Di una cosa, comunque, la teoria è certa: senza rappresentanza non può darsi alcuna politica. Ma se questo è vero, diventa indispensabile, allora, pensare a nuove forme elettorali mediante cui la volontà popolare, nella sua inalienabile sovranità, possa conferire alla funzione della rappresentanza parlamentare un mandato politico che non sia né una mera finzione, né una delega tecnocratica svincolata da ogni controllo. Vi è dunque un nesso stretto tra rappresentanza politica e sistema elettorale. Porre in questione tale nesso, soprattutto oggi in Italia, significa affrontare il dilemma della riforma elettorale. Solo in questo modo, infatti, sarà possibile rilanciare concretamente e non retoricamente le funzioni della rappresentanza politica, mai come in questo momento, peraltro, pericolosamente vacillante sotto il profilo della legittimità normativa e morale.

Questo è tanto più vero se si tiene conto che dopo il voto del 5 aprile la geografia della rappresentanza nazionale dei partiti tradizionali ha registrato sostanziali mutamenti, non certamente incoraggianti per il rilancio della funzione rappresentante del parlamento. L’eccessiva frammentazione della rappresentanza parlamentare dovuta evidentemente alla legge elettorale eccessivamente proporzionale rischia di delegittimare il concetto stesso di sovranità popolare. Se a questo si accompagna la degenerazione del sistema dei partiti e la deresponsabilizzazione del ceto politico dirigente con il conseguente sfascio dell’amministrazione e delle istituzioni, il passo verso la crisi della democrazia parlamentare è breve. Il referendum che ha introdotto la preferenza unica? Forse ancora è troppo presto per valutare tutti gli effetti che il sistema di elezione a preferenza unica ha prodotto può produrre. Comunque, è un segno.

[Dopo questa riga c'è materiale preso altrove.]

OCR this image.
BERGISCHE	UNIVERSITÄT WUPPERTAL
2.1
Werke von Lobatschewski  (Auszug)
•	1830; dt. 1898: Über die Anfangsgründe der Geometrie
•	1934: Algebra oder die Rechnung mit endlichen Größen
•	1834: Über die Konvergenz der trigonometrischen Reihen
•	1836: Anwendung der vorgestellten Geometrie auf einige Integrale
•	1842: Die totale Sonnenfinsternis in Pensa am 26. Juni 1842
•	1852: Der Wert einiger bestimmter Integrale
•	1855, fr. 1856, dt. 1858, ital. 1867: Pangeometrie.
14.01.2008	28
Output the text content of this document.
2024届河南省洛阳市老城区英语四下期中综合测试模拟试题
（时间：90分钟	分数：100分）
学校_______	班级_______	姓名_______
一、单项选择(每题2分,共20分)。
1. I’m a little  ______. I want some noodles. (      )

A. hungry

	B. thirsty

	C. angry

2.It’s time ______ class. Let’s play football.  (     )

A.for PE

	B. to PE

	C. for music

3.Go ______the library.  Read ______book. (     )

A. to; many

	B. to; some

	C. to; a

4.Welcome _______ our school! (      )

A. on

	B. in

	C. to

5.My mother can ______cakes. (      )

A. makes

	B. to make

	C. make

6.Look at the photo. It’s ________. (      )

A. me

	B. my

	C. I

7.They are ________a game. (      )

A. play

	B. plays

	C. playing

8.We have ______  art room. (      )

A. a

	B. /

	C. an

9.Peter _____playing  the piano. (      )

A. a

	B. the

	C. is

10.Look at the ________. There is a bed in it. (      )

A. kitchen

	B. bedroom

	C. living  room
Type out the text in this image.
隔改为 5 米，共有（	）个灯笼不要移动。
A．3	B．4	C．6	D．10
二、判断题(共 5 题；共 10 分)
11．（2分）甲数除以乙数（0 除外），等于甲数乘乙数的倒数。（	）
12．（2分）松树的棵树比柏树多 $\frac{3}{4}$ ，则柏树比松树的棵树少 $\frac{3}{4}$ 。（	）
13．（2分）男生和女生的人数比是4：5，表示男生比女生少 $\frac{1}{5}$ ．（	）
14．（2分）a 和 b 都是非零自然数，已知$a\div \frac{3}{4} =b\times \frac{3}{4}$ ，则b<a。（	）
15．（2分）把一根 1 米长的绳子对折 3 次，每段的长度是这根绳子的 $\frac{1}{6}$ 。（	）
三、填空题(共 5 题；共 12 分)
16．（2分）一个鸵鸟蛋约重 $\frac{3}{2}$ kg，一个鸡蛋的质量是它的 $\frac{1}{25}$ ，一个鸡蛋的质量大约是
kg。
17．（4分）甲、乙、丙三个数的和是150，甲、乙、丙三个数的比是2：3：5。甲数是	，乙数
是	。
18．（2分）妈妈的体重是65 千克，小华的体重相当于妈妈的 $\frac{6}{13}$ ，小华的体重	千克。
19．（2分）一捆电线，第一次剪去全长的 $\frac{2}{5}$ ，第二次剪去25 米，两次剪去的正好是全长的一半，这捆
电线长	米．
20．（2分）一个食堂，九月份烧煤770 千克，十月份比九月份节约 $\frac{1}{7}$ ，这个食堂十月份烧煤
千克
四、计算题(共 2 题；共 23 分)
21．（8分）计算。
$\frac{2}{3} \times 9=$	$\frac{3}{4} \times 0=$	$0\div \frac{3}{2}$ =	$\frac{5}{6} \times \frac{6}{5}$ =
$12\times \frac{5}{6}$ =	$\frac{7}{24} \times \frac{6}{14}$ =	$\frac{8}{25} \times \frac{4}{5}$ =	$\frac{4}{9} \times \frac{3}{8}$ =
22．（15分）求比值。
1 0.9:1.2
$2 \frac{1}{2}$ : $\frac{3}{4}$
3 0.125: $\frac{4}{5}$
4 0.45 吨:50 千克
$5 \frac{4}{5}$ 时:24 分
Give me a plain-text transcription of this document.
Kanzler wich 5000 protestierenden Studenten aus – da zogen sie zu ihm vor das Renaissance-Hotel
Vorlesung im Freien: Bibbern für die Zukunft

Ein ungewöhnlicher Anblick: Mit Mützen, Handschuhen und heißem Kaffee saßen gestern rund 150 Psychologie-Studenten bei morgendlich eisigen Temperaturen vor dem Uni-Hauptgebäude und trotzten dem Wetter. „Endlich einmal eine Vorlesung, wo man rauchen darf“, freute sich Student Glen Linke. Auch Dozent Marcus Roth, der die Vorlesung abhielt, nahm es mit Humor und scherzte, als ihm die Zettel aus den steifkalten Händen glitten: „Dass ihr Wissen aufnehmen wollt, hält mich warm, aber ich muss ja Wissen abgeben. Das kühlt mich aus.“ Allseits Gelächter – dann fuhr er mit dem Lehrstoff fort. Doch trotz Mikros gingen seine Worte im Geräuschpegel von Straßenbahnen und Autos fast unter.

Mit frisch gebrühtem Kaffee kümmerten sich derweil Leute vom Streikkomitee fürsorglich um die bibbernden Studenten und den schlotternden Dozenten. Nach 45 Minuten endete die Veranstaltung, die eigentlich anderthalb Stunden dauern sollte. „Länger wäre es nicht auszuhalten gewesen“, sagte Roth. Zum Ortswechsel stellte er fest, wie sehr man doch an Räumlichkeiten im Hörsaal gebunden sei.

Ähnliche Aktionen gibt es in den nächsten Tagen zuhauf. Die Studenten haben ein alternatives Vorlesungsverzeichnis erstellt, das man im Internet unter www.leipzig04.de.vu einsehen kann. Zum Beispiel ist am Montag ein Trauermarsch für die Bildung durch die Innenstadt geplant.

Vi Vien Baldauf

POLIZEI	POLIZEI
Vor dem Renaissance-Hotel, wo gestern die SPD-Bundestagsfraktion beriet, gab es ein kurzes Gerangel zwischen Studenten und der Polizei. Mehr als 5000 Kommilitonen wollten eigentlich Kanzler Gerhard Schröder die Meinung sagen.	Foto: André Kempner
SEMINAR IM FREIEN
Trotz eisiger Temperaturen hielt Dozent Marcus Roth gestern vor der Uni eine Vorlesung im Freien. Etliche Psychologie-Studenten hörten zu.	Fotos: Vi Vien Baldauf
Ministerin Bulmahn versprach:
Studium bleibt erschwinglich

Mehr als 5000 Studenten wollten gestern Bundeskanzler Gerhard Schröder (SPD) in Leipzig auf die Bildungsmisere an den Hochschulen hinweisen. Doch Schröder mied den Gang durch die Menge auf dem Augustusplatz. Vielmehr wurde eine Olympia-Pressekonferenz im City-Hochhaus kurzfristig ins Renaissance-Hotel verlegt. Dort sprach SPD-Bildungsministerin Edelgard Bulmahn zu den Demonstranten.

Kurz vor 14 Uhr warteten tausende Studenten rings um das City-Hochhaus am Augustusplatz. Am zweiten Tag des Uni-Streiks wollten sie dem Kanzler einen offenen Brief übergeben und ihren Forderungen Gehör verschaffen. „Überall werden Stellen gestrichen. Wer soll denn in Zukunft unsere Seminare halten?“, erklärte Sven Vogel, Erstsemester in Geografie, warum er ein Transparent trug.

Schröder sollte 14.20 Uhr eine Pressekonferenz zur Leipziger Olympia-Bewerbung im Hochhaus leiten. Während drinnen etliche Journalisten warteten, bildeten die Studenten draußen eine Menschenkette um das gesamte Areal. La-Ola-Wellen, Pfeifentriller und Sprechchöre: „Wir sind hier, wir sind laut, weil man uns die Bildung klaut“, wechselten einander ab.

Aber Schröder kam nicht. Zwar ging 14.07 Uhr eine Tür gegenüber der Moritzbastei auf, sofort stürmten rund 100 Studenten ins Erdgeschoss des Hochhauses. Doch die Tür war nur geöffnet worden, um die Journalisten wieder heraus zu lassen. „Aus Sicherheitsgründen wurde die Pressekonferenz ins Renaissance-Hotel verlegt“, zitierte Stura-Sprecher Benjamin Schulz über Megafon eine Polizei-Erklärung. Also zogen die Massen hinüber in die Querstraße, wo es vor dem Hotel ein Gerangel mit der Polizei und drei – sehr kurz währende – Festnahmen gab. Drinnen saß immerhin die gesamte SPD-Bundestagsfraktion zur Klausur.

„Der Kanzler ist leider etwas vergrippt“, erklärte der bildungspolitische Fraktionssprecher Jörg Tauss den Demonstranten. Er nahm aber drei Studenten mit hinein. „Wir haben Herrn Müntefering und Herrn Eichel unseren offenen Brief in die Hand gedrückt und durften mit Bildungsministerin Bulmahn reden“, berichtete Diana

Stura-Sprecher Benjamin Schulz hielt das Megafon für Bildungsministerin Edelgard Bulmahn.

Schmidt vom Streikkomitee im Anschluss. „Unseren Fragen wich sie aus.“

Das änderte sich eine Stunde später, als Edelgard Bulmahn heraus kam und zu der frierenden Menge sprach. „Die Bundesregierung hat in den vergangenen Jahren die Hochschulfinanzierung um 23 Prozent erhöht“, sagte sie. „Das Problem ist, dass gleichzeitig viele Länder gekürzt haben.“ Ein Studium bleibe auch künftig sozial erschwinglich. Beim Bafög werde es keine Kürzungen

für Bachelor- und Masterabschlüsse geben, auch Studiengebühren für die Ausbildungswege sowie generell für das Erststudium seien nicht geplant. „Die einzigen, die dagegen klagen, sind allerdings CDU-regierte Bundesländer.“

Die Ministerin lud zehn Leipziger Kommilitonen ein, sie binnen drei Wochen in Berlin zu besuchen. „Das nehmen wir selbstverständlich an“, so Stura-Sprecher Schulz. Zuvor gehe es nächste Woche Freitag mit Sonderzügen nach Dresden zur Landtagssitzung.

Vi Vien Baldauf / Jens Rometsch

Tuttavia, quello che oggi occorre, piuttosto che limitate modifiche, è una vera e propria riforma del sistema elettorale. Una riforma che consenta non solo di ridurre la frammentazione parlamentare, ma che sappia anche restituire alla rappresentanza politica il suo giusto ruolo e la sua insostituibile funzione democratica.


NOTA

(1Riforma elettorale e rappresentanza politica, a cura di Giuseppe Cantarano e Antonio Casu, ESI, Napoli 1992, pubblicato dalla Fondazione Giacomo Matteotti nella “Collana di studi e ricerche – Problemi istituzionali”, n. 1.